Nanomaterials embedded in other matrices — such as plastics, batteries, computer hardware, tennis racquets and golf balls, for example — are less likely to escape.
"Human exposure to high concentrations of these materials is unlikely, but they may have effects at very low concentrations, so we need to understand these effects," he said. "Nanomaterials in products such as cosmetics will by design provide exposure to humans."
According to Lowry, the center will work with other researchers at Duke, Howard, Virginia Tech, Stanford and the University of Kentucky to conduct the range of experiments needed to understand the mechanisms of the effects of nanomaterials in the environment, and can do so using a consistent set of materials and protocols in order to be able to compare between experiments and effects.
"A center approach is the only way to accomplish this," Lowry said.
Carnegie Mellon's CEINT seeks to clarify general principles that determine nanoparticle behavior and translate this knowledge into the language of risk assessment.

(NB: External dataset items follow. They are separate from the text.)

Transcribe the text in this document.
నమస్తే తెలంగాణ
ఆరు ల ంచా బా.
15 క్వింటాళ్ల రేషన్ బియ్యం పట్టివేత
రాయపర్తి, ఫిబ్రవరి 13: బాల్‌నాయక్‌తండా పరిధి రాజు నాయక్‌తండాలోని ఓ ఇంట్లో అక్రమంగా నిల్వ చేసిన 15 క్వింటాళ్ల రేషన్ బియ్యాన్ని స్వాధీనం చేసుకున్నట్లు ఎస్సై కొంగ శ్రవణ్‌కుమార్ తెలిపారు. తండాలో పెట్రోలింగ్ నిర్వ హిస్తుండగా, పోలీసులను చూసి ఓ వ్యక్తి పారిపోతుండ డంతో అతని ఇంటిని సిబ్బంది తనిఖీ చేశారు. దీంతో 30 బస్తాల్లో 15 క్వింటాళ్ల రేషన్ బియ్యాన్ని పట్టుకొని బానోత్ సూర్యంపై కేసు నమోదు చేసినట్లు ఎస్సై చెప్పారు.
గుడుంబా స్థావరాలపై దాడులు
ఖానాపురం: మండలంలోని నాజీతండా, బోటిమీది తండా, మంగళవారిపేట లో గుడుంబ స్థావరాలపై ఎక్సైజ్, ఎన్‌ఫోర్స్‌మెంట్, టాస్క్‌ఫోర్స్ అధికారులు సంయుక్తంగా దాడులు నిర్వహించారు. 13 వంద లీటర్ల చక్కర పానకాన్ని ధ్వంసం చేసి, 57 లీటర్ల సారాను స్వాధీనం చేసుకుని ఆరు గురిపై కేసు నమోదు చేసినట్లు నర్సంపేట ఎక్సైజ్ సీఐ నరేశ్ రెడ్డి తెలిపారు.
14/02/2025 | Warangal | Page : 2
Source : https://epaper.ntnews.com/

"With this understanding of how the properties of nanomaterials influence their environmental behavior and effects, we can guide public policy on how best to reap the benefits of nanotechnology without suffering the potential human health and environmental consequences of their inevitable appearance in the biosphere," Lowry said.
In terms of environmental nanotechnology — particularly in terms of applications and implications of nanomaterials in the environment — Lowry said Carnegie Mellon ranks very highly. The university has been working in this arena with several large federal grants from the National Science Foundation, the Environmental Protection Agency, Department of Defense and Department of Energy.
"Given that this issue requires interdisciplinary teams of researchers, particularly the fusion of engineering and policy, Carnegie Mellon has a tremendous advantage over our competitors."